Perhaps scrape is the wrong term. But you absolutely do include other people's content and nofollow it, for example all of the images on this page:
http://www.mahalo.com/chupacabra
NoFollow is meant for links to content which you don't want to "vouch" for. If you've included their content in your page, I think you can vouch for it.
Maybe an honest oversight, maybe not. Either way, you know about it now, so fix it.
keep in mind all of your content is creative commons licensed...so if you keep up your scrape and nofollow attribution game, you are going to be in for some surprises where you feel the effects of what you are doing onto others.
your choice...either fix the nofollow anti-attribution issue yourself or have the market fix it for you.
Also, stating that such pages only amount to less than 1% of your revenue is in no way a justification of the content theft you're committing.
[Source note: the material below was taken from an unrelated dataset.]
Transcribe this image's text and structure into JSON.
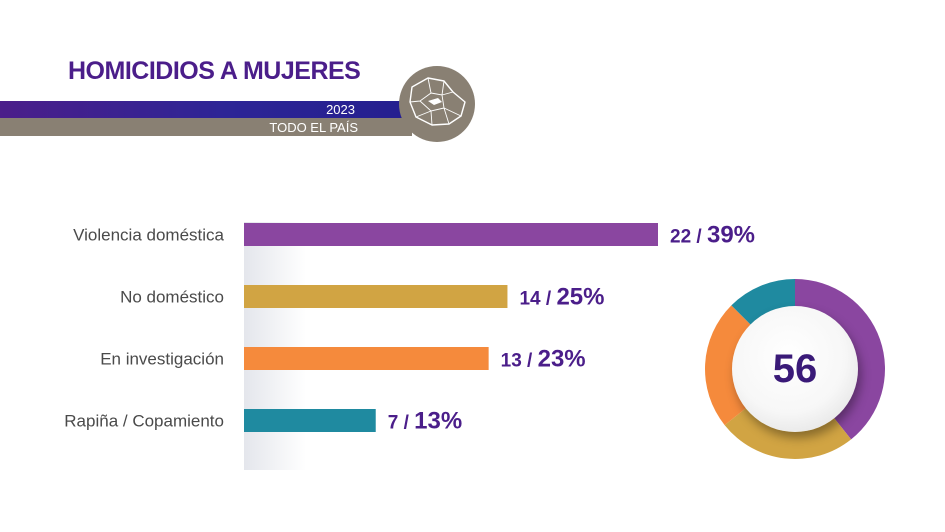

You're cowardly sidestepping the issue. What have you got to say about the actual content theft, rebranding of such content as Mahalo's, and knocking down the original authors of that content by skipping on the credits and outranking them?
You got caught, dude.
The original SEO book post and HN discussion are here:
http://news.ycombinator.com/item?id=1073723
EDITED: Added correct link (thanks icey!)
I think this is what you meant to link to: http://news.ycombinator.com/item?id=1073723
Mahalo is a great money printing machine, but come on, those are pages designed to do one thing - rip content quickly, monetize, and SPAM google.
We can't tell whether Jason is misleading us about the proportion of scrape-generated pages on Mahalo without access to any Mahalo page statistics.
I'm not for or against Jason on this matter, I'm just saying that we have no data on which to base any conclusions. It's possible he's telling the truth.
It would be interesting for someone to take up the challenge of creating a small web app that finds all Mahalo URLs, heuristically examines them for spamminess and generates some statistics.
Not that such an app would be of any particular long term use, but it might be interesting nonetheless.
To me it doesn't seem to help his credibility.